Unless you’re a fat cat millionaire that lights his cigars with billion-dollar bills, that last bit about “real US dollars” probably caused you to forget everything else just now. So explain that part first: Planet Cyrene is affiliated with Entropia Universe, an online games platform (and genuine Swiss bank) that provides in-game currency with a fixed exchange rate to the US Dollar (10:1). This means that every time you loot a corpse or sell an item at the auction house, you receive, for all intents and purposes, real money. Of course it goes both ways: You’re going to be a lot more upset that someone wiped the raid when you’re forking over real dough for the repair bill - not to mention even more disappointed as the decline of the dollar begins to affect your in-game assets as well.
Above: Will you have the skills to pay your real-life bills?

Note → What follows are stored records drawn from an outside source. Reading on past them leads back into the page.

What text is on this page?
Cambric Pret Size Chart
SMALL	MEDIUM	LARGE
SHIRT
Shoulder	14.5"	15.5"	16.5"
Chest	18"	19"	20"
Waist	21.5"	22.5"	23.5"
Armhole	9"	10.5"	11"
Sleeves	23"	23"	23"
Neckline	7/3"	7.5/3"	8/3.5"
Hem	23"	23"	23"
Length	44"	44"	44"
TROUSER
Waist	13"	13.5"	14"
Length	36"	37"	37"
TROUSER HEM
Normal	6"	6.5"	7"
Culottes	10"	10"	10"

But before you declare your undying love for (or holy war against) the idea of a real money economy in an MMO, Ed Robles, Planet Cyrene’s creative director, wants to make it clear that their primary focus is to make a great game that lets you meet people and play with friends, not milk others for money or get rich quick. During my trip to Creative Kingdom’s Thailand studios, Robles told me, “I think some players will play Planet Cyrene just to make a profit, and some of them will be successful at that. But if they’re coming to the game for that reason only, they’re not really our target market. We want people that are going to enjoy the game - that’s why we’re focusing on gameplay aspects like questing.”
So while the real money economy might be big news for players, it’s just a business model for the developers - one that allows them to distribute their game for free to as many players as possible. In fact, like other free-to-play MMOs, Robles assures us that Planet Cyrene will have more than enough content even if you don’t spend a dime. “There are those that are rich in time and there are those that are rich in money, and there’s an excellent balance in the game. It’s going to be a fair system.”
At its core, Planet Cyrene has all the elements of an open-world MMO: sci-fi/fantasy setting on a futuristic world where robot armies and shamanistic natives battle for control, quests, crafting, exploring, etc. But then it mixes things up a bit. First, there are no character levels; instead skill levels for the different weapons, crafting professions, and the rest are raised naturally by performing the relevant action, a la Fallout 3. Also similar to Fallout 3, players will be able to choose their reactions to different groups they’ll encounter throughout the game, and they can pick their primary faction allegiance early on (defending natives vs. invading robots). Lastly, while the developers were tight-lipped regarding specifics of the game’s combat system, they did confirm that combat is not only “skill-based” and “in FPS view” but also that some PvP modes will allow for third-person perspective.
Above: Janus, the last great city of man, is heavily inspired by Roman architecture
In the vein of more social-focused experiences like Second Life, Planet Cyrene will also let gamers play music in designated areas as in-game DJs, purchase land, and own houses and facilities that have unique physical representations in the world. Developer Creative Kingdom’s roots are as a premier architecture design company, the effect of which became evident to me when I walked into a room filled with 10 giant 3D models of zones in the game. Everything from an underwater city to a giant tree with villages hanging from its branches to an epic battle inside a live volcano had been carefully crafted, showing off impressive, exotic architecture design. We expect that this high level of stylized fantasy architecture in the game world will be matched in the options players are given for designing their player-owned facilities.